What are the different types of surveys in civil engineering
When performing surveying operations, it is very important to remember that the surface of the Earth is not flat.
However, in most cases, civil engineering works involve only small portions of land that can be approximated to flat surfaces. Depending on the extent of the project, it is therefore possible to use one of the following types of surveying methods:
- Planimetric Survey: this method ignores the effects of earth’s curvature and considers all surfaces as levelled geometric planes.

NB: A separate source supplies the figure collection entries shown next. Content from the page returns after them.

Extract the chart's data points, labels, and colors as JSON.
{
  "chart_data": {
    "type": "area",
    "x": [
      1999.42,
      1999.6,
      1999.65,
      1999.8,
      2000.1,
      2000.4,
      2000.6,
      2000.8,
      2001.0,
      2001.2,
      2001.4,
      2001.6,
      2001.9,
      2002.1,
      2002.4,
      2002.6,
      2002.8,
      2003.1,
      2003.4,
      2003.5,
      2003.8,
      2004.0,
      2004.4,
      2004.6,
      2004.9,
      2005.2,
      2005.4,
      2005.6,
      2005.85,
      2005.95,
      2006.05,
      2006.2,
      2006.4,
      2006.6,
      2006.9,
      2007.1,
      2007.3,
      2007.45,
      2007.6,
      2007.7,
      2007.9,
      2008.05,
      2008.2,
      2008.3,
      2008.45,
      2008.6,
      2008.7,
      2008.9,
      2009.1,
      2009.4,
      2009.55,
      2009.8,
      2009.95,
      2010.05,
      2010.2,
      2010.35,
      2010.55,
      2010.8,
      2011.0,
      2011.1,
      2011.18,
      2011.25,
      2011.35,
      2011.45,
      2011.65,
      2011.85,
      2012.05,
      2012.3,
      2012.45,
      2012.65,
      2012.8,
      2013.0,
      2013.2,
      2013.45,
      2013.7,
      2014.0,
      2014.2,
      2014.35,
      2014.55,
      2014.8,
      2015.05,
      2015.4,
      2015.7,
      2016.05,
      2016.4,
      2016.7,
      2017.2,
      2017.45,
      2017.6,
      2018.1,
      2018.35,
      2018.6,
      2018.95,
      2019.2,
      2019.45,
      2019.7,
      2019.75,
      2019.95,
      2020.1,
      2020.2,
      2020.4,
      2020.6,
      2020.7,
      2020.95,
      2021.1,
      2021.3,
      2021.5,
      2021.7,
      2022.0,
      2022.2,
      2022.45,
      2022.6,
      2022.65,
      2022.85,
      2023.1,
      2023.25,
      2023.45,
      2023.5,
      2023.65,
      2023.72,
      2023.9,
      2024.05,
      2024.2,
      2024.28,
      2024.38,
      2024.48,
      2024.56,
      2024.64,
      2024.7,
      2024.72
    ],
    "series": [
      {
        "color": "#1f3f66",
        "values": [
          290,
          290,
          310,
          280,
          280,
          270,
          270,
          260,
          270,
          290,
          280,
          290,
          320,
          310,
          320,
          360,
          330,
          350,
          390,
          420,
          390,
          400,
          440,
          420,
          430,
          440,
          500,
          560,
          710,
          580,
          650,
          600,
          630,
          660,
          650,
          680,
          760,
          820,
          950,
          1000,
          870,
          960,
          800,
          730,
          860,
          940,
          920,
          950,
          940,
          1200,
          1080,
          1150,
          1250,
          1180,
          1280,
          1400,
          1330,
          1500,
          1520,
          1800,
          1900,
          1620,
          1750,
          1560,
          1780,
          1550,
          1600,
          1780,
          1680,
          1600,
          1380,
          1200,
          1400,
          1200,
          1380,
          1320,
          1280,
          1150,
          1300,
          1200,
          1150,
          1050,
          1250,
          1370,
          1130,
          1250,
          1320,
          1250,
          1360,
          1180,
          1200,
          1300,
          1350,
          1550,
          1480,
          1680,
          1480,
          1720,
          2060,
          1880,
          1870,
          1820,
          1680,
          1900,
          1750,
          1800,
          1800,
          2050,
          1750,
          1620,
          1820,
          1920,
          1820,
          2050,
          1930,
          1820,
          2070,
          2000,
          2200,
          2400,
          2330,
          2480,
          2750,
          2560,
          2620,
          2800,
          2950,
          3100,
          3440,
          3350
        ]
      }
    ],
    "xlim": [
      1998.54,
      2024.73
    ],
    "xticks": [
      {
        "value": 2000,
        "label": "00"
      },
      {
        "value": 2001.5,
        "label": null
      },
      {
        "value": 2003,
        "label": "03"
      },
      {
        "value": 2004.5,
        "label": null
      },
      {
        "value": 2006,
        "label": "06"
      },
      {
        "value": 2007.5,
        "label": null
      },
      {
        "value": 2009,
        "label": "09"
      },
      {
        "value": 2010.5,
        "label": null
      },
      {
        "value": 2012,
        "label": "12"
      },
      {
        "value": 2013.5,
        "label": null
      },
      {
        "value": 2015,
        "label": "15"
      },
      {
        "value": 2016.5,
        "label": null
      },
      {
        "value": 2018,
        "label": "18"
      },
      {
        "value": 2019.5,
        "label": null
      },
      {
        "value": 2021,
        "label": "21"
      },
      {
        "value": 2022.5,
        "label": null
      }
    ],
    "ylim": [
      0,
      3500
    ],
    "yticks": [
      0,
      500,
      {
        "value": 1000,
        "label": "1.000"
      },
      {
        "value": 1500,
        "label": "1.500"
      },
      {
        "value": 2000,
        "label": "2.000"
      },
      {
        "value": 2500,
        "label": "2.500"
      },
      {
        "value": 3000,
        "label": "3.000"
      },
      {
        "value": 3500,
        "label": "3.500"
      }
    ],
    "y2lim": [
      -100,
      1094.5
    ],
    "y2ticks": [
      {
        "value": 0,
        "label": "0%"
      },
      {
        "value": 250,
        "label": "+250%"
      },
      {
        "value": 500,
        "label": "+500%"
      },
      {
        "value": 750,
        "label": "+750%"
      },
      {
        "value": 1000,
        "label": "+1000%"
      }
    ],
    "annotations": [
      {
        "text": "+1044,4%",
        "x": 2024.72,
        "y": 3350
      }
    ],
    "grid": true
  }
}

It is usually used for land extensions which are less than 250 Km²;
- Geodetic survey: this method takes into account the earth’s curvature and is used for very extensive projects.
Regardless of the considerations on the shape of the Earth, the survey can also be classified in relation to the purpose for which it is performed, making a distinction between the following categories:
- Topographical survey: it is used to create a map of a specific region of territory that includes natural and artificial characteristics and reports altitudes;
- Cadastral survey: focuses on the identification of property boundaries;
- Control survey: used to establish the position of the control points at ground level;
- Reconnaissance Survey: this method is usually adopted to explore the conditions of the site and the presence of any infrastructures;
- Roadway or route survey: used to plan and trace routes for the construction of linear works (such as highways, railways, canals, pipelines, etc.).
- Preliminary project survey: normally used to collect adequate data to prepare the area plan of the project site;
- Construction survey: this is used to trace lines and points on the ground for the actual construction phase of works;
- As-built Survey: used to collect and record the data of structures as they were built.